A: You can, but it really lifts the dish. Even a spoonful of lemony crème fraîche is worth it.
Try More Recipes:
- Mary Berry Smoked Salmon and Watercress Pâté Recipe
- Mary Berry Miso Salmon With Aromatic Spinach
- Smoked Salmon On Rye With Cucumber Pickle
Mary Berry Salmon En Croûte Recipe
Course: DinnerCuisine: BritishDifficulty: Easy6
servings25
minutes35
minutes635
kcalGolden, flaky pastry wrapped around tender salmon, creamy spinach, and sweet peppers—served with a herby crème fraîche sauce.
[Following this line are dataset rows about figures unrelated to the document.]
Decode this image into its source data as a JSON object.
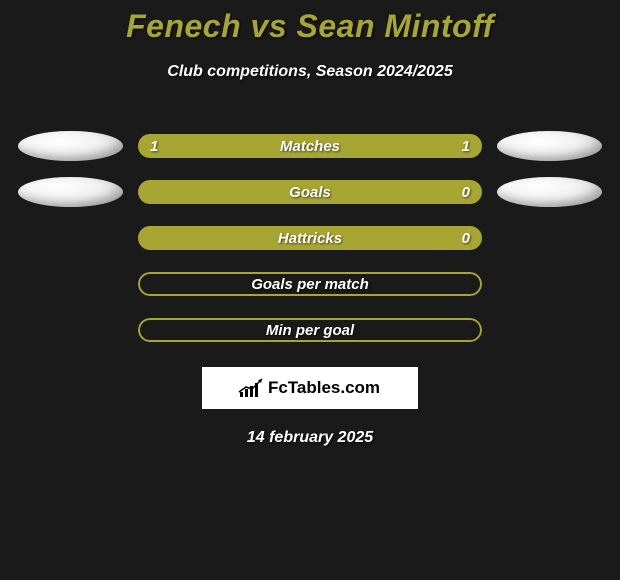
{
  "title": "Fenech vs Sean Mintoff",
  "subtitle": "Club competitions, Season 2024/2025",
  "date": "14 february 2025",
  "logo_text": "FcTables.com",
  "colors": {
    "accent": "#a8a632",
    "background": "#1a1a1a",
    "text": "#ffffff",
    "logo_bg": "#ffffff",
    "logo_text": "#000000"
  },
  "stats": [
    {
      "label": "Matches",
      "left_value": "1",
      "right_value": "1",
      "left_pct": 50,
      "right_pct": 50,
      "show_left_ellipse": true,
      "show_right_ellipse": true,
      "filled": true
    },
    {
      "label": "Goals",
      "left_value": "",
      "right_value": "0",
      "left_pct": 100,
      "right_pct": 0,
      "show_left_ellipse": true,
      "show_right_ellipse": true,
      "filled": true
    },
    {
      "label": "Hattricks",
      "left_value": "",
      "right_value": "0",
      "left_pct": 100,
      "right_pct": 0,
      "show_left_ellipse": false,
      "show_right_ellipse": false,
      "filled": true
    },
    {
      "label": "Goals per match",
      "left_value": "",
      "right_value": "",
      "left_pct": 0,
      "right_pct": 0,
      "show_left_ellipse": false,
      "show_right_ellipse": false,
      "filled": false
    },
    {
      "label": "Min per goal",
      "left_value": "",
      "right_value": "",
      "left_pct": 0,
      "right_pct": 0,
      "show_left_ellipse": false,
      "show_right_ellipse": false,
      "filled": false
    }
  ]
}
A total crowd-pleaser that looks far harder than it is.
Ingredients
- Spinach Filling
225g baby spinach
180g cream cheese
1 egg yolk
- Salmon + Pastry
500g all-butter puff pastry
1kg centre-cut salmon fillet
1 jar chargrilled peppers, drained
Large bunch dill, chopped
1 egg + 1 tbsp milk, beaten
Flour for dusting
- Herb Sauce
200g crème fraîche
3 spring onions, finely chopped
Juice of ½ lemon
2 tsp caster sugar
1 tbsp chopped chives
2 tbsp parsley
1 tbsp dill
Directions
- Wilt spinach, squeeze dry, mix with cream cheese + yolk.
- Roll pastry. Place salmon in centre. Add dill, peppers, spinach filling.
- Wrap and seal. Decorate with trimmings. Chill 30 mins.
- Bake at 220°C on preheated tray for 30–35 mins.
- Rest 15 mins. Mix sauce ingredients.
- Slice and serve with sauce.
Notes
- Drain spinach thoroughly or you’ll get soggy pastry.
- Always chill the wrapped pastry before baking.
- Bake on a hot tray to crisp the bottom.